With these changes, if you use a dog image instead of the default grace_hopper.jpg in NSString* image_path = FilePathForResourceName(@"grace_hopper", @"jpg"); in RunModelViewController.mm, you can run the “simple” app and get the dog breed prediction on your iPhone, and the accuracy would be the same as running the label_image script in step 4 on your computer.

You can get my dog breed recognition iOS app in App Store, using the quantized stripped retrained model, built by following the exact steps above.

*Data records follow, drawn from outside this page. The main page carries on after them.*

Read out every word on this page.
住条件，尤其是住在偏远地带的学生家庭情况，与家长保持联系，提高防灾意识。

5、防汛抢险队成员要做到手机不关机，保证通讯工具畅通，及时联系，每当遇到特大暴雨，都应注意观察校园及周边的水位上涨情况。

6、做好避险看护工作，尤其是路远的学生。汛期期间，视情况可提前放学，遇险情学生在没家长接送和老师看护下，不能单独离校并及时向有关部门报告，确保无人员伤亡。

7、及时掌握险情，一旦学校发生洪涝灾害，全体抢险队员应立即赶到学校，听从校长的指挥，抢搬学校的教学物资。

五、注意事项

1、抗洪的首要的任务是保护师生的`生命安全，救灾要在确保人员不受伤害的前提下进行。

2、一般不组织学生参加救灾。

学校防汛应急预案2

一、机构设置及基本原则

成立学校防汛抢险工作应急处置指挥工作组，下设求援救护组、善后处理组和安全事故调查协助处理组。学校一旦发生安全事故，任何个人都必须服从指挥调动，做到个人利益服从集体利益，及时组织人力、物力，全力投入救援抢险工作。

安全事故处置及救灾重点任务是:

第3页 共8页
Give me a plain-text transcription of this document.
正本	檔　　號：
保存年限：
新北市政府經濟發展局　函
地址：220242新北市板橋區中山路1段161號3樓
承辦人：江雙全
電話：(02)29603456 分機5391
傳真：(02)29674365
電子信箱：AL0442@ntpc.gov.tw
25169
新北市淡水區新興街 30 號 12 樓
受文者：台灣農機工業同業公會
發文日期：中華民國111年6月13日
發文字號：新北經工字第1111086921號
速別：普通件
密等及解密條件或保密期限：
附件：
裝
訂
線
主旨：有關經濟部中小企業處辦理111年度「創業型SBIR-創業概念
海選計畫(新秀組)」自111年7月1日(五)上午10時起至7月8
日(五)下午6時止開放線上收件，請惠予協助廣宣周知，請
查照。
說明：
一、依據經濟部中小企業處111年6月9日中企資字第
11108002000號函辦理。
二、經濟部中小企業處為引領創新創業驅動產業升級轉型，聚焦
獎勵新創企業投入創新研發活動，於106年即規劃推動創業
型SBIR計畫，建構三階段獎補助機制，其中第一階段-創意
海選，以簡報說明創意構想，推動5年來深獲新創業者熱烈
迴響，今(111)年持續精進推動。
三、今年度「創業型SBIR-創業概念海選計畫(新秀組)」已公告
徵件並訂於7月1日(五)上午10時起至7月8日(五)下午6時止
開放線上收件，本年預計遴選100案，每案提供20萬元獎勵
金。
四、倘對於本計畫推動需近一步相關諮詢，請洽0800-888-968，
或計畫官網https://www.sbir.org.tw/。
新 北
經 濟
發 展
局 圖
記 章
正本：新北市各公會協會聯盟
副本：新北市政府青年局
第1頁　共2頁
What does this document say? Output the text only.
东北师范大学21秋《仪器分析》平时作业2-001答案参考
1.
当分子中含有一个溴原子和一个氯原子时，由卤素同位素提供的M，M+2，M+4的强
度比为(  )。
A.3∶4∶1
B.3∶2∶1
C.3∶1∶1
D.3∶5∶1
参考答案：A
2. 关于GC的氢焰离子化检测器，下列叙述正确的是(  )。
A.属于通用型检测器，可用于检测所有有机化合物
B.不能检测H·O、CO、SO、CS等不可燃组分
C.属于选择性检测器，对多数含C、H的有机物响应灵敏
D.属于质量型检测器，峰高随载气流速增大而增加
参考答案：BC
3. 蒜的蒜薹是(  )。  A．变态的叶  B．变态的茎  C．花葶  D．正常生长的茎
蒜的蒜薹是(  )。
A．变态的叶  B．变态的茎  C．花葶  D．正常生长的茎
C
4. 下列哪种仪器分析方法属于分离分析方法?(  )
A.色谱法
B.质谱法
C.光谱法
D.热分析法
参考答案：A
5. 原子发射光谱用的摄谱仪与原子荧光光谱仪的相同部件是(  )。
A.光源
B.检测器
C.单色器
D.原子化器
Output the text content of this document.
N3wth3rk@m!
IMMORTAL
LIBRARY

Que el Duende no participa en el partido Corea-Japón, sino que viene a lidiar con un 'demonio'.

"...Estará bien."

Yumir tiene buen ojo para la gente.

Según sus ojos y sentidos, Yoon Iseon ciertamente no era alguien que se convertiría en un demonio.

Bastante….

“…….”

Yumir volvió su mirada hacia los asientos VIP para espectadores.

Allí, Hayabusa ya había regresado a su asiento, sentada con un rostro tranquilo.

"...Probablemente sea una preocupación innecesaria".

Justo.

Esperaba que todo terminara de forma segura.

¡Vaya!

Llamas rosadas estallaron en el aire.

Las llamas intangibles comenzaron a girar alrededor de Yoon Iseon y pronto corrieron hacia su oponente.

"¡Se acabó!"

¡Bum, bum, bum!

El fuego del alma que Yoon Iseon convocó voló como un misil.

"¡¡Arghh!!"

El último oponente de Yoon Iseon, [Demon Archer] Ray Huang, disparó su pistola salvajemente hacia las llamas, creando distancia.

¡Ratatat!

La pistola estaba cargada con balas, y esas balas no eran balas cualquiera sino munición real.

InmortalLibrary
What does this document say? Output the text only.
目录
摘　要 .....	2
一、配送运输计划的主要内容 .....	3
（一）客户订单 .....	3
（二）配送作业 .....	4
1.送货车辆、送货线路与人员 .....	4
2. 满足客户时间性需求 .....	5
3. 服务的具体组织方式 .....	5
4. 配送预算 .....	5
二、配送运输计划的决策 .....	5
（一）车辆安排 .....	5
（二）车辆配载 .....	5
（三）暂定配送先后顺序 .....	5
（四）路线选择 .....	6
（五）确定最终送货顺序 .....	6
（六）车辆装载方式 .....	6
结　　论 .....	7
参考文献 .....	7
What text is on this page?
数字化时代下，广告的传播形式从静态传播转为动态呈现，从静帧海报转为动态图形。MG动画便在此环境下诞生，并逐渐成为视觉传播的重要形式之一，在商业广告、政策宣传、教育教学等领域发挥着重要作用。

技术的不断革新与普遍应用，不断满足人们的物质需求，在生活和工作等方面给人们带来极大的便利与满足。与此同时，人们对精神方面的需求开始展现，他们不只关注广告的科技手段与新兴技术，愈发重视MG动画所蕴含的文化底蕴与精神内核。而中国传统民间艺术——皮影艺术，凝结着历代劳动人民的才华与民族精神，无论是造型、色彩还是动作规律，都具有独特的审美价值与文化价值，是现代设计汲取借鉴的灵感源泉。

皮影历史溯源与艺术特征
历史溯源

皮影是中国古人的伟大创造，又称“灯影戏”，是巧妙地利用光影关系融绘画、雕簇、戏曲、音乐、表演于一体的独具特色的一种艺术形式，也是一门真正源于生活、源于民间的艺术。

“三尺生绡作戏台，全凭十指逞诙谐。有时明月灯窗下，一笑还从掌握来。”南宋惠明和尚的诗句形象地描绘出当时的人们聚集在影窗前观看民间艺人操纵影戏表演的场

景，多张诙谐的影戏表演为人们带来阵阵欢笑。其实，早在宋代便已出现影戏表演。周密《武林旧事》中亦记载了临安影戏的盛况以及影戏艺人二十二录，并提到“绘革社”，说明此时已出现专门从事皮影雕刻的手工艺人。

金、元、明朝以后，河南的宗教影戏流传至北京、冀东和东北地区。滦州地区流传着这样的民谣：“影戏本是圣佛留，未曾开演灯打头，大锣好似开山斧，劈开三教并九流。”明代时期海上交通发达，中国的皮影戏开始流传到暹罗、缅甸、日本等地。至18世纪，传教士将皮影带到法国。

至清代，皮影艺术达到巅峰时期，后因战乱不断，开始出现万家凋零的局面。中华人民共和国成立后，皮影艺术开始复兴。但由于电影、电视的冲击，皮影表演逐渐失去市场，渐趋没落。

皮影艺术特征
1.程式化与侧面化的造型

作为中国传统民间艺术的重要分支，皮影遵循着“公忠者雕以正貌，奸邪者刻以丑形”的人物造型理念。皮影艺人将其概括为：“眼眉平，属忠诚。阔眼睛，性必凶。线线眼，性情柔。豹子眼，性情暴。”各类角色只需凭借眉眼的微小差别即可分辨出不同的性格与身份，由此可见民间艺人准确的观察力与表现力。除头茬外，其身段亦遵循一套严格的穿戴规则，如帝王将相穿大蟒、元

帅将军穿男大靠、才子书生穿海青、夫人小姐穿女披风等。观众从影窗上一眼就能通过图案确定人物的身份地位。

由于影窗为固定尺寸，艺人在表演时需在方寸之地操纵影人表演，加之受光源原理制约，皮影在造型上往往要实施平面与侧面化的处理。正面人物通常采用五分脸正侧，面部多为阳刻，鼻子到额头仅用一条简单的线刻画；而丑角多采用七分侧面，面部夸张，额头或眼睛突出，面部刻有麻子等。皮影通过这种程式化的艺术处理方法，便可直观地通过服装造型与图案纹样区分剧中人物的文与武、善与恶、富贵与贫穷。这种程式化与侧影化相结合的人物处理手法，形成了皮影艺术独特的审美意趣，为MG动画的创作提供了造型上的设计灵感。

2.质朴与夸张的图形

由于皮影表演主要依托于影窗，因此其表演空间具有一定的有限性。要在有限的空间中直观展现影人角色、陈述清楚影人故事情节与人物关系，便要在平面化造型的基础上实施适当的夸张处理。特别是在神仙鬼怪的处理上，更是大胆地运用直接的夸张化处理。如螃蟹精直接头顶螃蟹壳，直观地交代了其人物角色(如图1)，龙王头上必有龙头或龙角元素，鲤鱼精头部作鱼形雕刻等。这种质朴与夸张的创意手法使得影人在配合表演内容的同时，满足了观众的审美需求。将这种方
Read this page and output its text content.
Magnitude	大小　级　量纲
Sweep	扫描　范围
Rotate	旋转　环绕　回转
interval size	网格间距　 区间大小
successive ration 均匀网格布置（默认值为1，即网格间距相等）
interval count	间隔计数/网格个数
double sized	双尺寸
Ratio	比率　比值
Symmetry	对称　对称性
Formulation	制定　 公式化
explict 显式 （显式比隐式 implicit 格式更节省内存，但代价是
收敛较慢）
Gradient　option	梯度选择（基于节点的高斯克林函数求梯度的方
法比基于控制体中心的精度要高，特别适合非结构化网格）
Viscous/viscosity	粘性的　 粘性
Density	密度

It’s pretty cool to see TensorFlow finally working on my iPhone to solve a real problem, even without Internet connection, after all those steps and months of disillusion, patience, hope, and hard work. Now you can easily replace the dog dataset with another dataset of your interest, such as flowers and plants, to develop your own fun iOS apps.

[Update Oct. 7, 2016] My Android app using the retrained dog model described in step 4 above, followed by running the strip_unused script shown in step 5 (the quantize_graph script in step 6 is not needed for the Android app), is available for download at Google Play Store.